Een in de oorlog verwoeste psychiatrische instelling in Venray

Onderzoek naar psychiatrische instellingen in de oorlog: 'Het was de hel'

"Ze stierven als sneeuwvlokjes in de zon", schreef een patiënt over de verschrikkelijke omstandigheden in een psychiatrische instelling in Den Dolder tijdens de Tweede Wereldoorlog. Duizenden psychiatrische patiënten en gehandicapten overleefden de oorlog niet. Vandaag start het NIOD een onderzoek naar die vergeten groep slachtoffers.
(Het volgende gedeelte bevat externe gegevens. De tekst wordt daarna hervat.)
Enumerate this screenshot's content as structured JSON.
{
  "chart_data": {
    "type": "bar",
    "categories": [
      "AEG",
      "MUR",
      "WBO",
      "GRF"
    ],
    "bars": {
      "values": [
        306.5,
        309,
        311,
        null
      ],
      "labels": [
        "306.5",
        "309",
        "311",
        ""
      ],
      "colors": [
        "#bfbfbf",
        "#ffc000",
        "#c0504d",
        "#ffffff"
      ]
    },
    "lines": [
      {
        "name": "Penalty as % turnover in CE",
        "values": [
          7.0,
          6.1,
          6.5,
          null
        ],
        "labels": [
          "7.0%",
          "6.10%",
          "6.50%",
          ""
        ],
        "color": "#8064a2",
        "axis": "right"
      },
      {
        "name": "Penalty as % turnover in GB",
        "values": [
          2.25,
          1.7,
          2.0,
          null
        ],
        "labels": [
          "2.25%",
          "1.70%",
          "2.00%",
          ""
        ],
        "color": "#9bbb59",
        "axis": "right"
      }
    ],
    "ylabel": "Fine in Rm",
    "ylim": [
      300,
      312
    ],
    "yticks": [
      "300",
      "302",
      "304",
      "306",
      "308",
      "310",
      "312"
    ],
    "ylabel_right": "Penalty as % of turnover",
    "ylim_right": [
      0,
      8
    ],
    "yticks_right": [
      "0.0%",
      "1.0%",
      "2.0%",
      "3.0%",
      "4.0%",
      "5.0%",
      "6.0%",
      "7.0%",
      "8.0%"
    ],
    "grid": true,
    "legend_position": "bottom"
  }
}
Armand Höppener, voorzitter van de Stichting Vergeten Slachtoffers, was zelf bestuurder bij de instelling in Den Dolder. "Ik heb ook jarenlang niet precies geweten wat er was gebeurd", erkent hij in het NOS Radio 1 Journaal. Dat veranderde toen hij een paar jaar geleden werd gevraagd mee te werken aan een onderzoek naar de geschiedenis van de instelling, waar hij toen al niet meer werkte.

Het was in Nederland over het algemeen niet zo gruwelijk als in nazi-Duitsland, waar psychiatrische patiënten en mensen met een beperking werden vermoord in het kader van een 'euthanasieprogramma'. Maar er bleken ook hier verschrikkelijke dingen te zijn gebeurd in de oorlogsjaren.

Bekend is misschien het verhaal over Het Apeldoornsche Bos, een Joodse psychiatrische inrichting. In januari 1943 werden bijna 1200 patiënten en 50 personeelsleden gedeporteerd naar Auschwitz en vermoord.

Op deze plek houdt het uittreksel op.